Dear @atmasphere and friends: "" and as I mentioned earlier, when you load the cartridge it stiffens the cantilever. ..""I would have thought that the reason for the reduced compliance (stiffer cantilever) would have been obvious! A cartridge is a simple magnetic motor/generator, just like a dynamic microphone or loudspeaker, in that a coil has an audio signal transduced into it by a magnetic means- either by moving the magnet with relation to the coil (MM) or moving the coil in relation to the magnet (LOMC). It is easy to demonstrate this principle with a woofer of a loudspeaker with the grill removed (dynamic speakers operate on the moving coil principle of course). With nothing connected to the loudspeaker, simply depress the woofer cone and see how easy it is to move. Now short out the speaker terminals and do it again. You’ll find that the woofer has become much stiffer! This is exactly what happens with a cartridge as the modus operandi is identical.
"" It will be stiffer, less compliant. """
both statement from you failed for something very simple: no explanation about, no explanation why that: less/limited ability to trace high frequencies by the cartridge.
As I mentioned earlier, if this were not to happen, a new branch of physics would thus come into existence :) because it would violate Kirchhoff’s Laws. The operating principle is similar to how motors and generators work so you can study them as well. In short, its impossible for a cartridge to drive a lower resistance load and *not* have a stiffer cantilever!

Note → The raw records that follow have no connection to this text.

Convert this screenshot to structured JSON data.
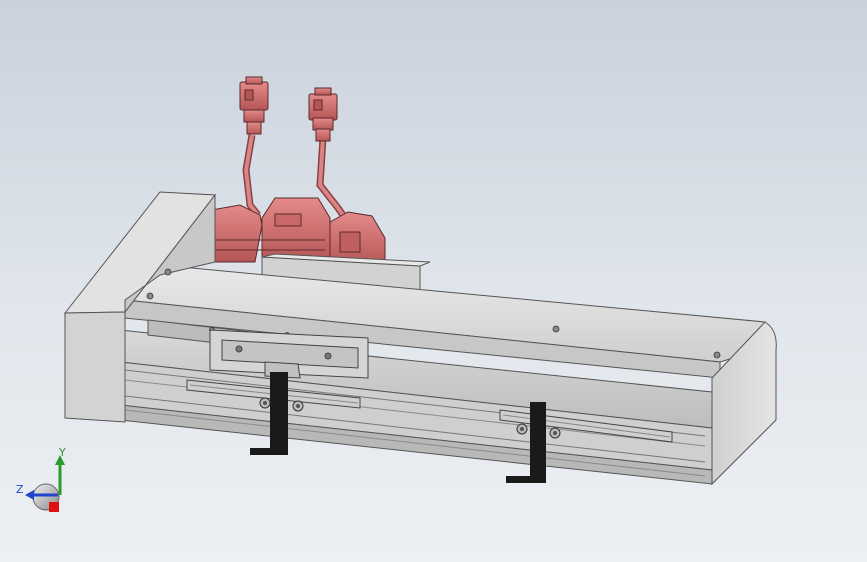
{
  "viewport": {
    "background_top": "#c9d1dc",
    "background_bottom": "#edf0f3"
  },
  "model": {
    "motor_color": "#d06d6d",
    "rail_color": "#dcdcdc",
    "handle_color": "#1a1a1a"
  },
  "triad": {
    "x_label": "",
    "y_label": "Y",
    "z_label": "Z",
    "x_color": "#d11",
    "y_color": "#2a9a2a",
    "z_color": "#2244cc"
  }
}
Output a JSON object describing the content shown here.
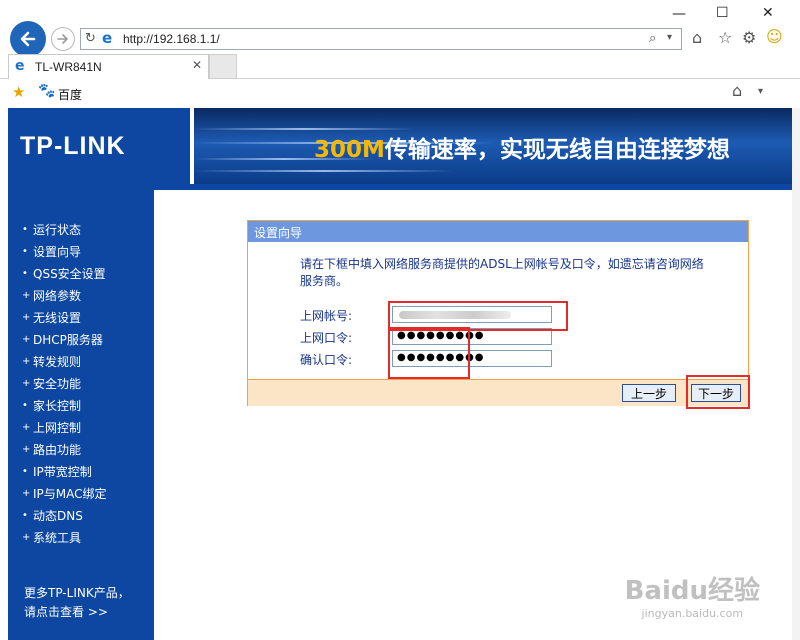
{
  "browser": {
    "url": "http://192.168.1.1/",
    "tab_title": "TL-WR841N",
    "favorites": [
      {
        "label": "百度"
      }
    ]
  },
  "banner": {
    "logo": "TP-LINK",
    "slogan_highlight": "300M",
    "slogan_rest": "传输速率，实现无线自由连接梦想"
  },
  "sidebar": {
    "items": [
      {
        "label": "运行状态",
        "bullet": "•"
      },
      {
        "label": "设置向导",
        "bullet": "•"
      },
      {
        "label": "QSS安全设置",
        "bullet": "•"
      },
      {
        "label": "网络参数",
        "bullet": "+"
      },
      {
        "label": "无线设置",
        "bullet": "+"
      },
      {
        "label": "DHCP服务器",
        "bullet": "+"
      },
      {
        "label": "转发规则",
        "bullet": "+"
      },
      {
        "label": "安全功能",
        "bullet": "+"
      },
      {
        "label": "家长控制",
        "bullet": "•"
      },
      {
        "label": "上网控制",
        "bullet": "+"
      },
      {
        "label": "路由功能",
        "bullet": "+"
      },
      {
        "label": "IP带宽控制",
        "bullet": "•"
      },
      {
        "label": "IP与MAC绑定",
        "bullet": "+"
      },
      {
        "label": "动态DNS",
        "bullet": "•"
      },
      {
        "label": "系统工具",
        "bullet": "+"
      }
    ],
    "more_line1": "更多TP-LINK产品，",
    "more_line2": "请点击查看 >>"
  },
  "wizard": {
    "title": "设置向导",
    "instructions": "请在下框中填入网络服务商提供的ADSL上网帐号及口令，如遗忘请咨询网络服务商。",
    "account_label": "上网帐号:",
    "password_label": "上网口令:",
    "confirm_label": "确认口令:",
    "password_value": "●●●●●●●●●",
    "confirm_value": "●●●●●●●●●",
    "prev_label": "上一步",
    "next_label": "下一步"
  },
  "watermark": {
    "text": "Baidu经验",
    "sub": "jingyan.baidu.com"
  },
  "colors": {
    "router_blue": "#0d47a1",
    "panel_header": "#6d98e0",
    "panel_border": "#f0a24a",
    "highlight_red": "#e32b2b"
  }
}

This is just a well known electromagnetic breaking force, proportional to the velocity of the movement (in turn proportional to the frequency) and inversely proportional to the R. It is just plainly ~f/R, like any other linear damping force. It adds to the total damping force, acting on the cantilever (the rest comes e.g. for the mechanical damping in the suspension). Lowering the R, just lowers the output across the entire spectrum but the nature of the output (its functional dependence on f) does not change at all. No additional damping of higher frequencies beyond the normal behavior of a damped oscillator. Just the damping coefficient increases.I think you might be over-thinking this.

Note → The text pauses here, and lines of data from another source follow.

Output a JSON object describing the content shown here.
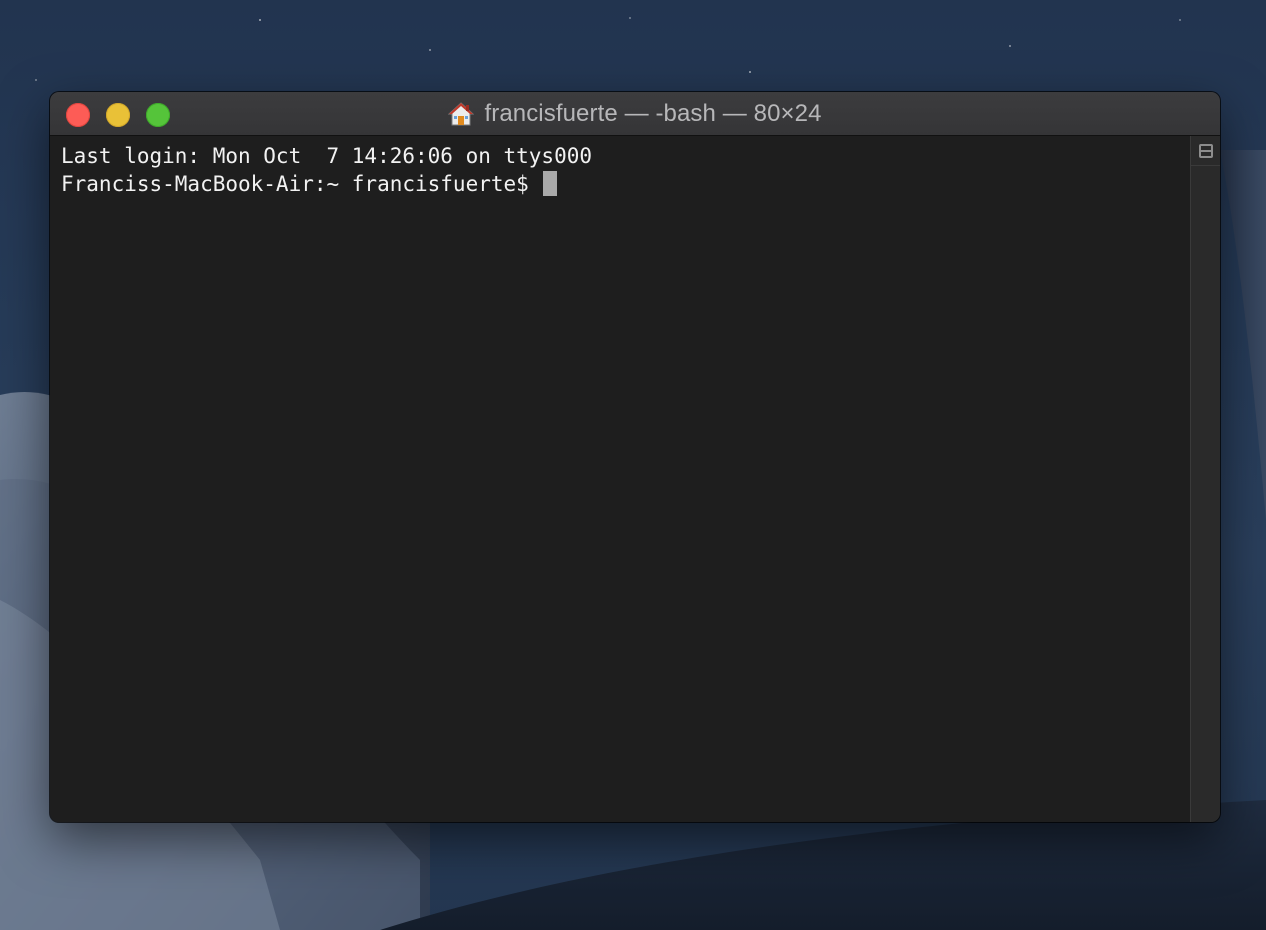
{
  "window": {
    "title": "francisfuerte — -bash — 80×24",
    "title_icon": "home-folder-icon",
    "controls": {
      "close": "close-button",
      "minimize": "minimize-button",
      "zoom": "zoom-button"
    }
  },
  "terminal": {
    "lines": [
      "Last login: Mon Oct  7 14:26:06 on ttys000",
      "Franciss-MacBook-Air:~ francisfuerte$"
    ]
  },
  "scrollbar": {
    "split_icon": "split-pane-icon"
  },
  "colors": {
    "terminal_bg": "#1e1e1e",
    "terminal_text": "#f2f2f2",
    "cursor": "#a9a9a9",
    "close": "#fd5c56",
    "minimize": "#e9c137",
    "zoom": "#55c43a"
  }
}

You got most of this right, right up until your conclusion. Think about a generator, one with no load and one with a load, which will be harder to turn? By your logic above (if I’m reading it right) somehow the loaded generator is easier to turn, which certainly isn’t going to happen. I think where you’re getting into trouble is the idea that the output goes down with reduced R load, which it does. The problem is: a certain amount of energy is used to make the stylus move. Where does that energy go? It is of course applied to the input load of the preamp in the form of a voltage. Now if you decrease the voltage by reducing the R load value, where is that same energy going? The Law of energy conservation says it has to go somewhere! It does not just ’vanish’. It is dissipated in the load and also by the cartridge coils themselves, both in the form of heat. But I think you will find if you do some measurements that the output does not go down as fast as it appears you are thinking. This is because the stock 47K load is easy to drive and the output of the cartridge will stay pretty constant until the load is decreased to some point below 10x the impedance of the cartridge; IOW probably less than 100 ohms.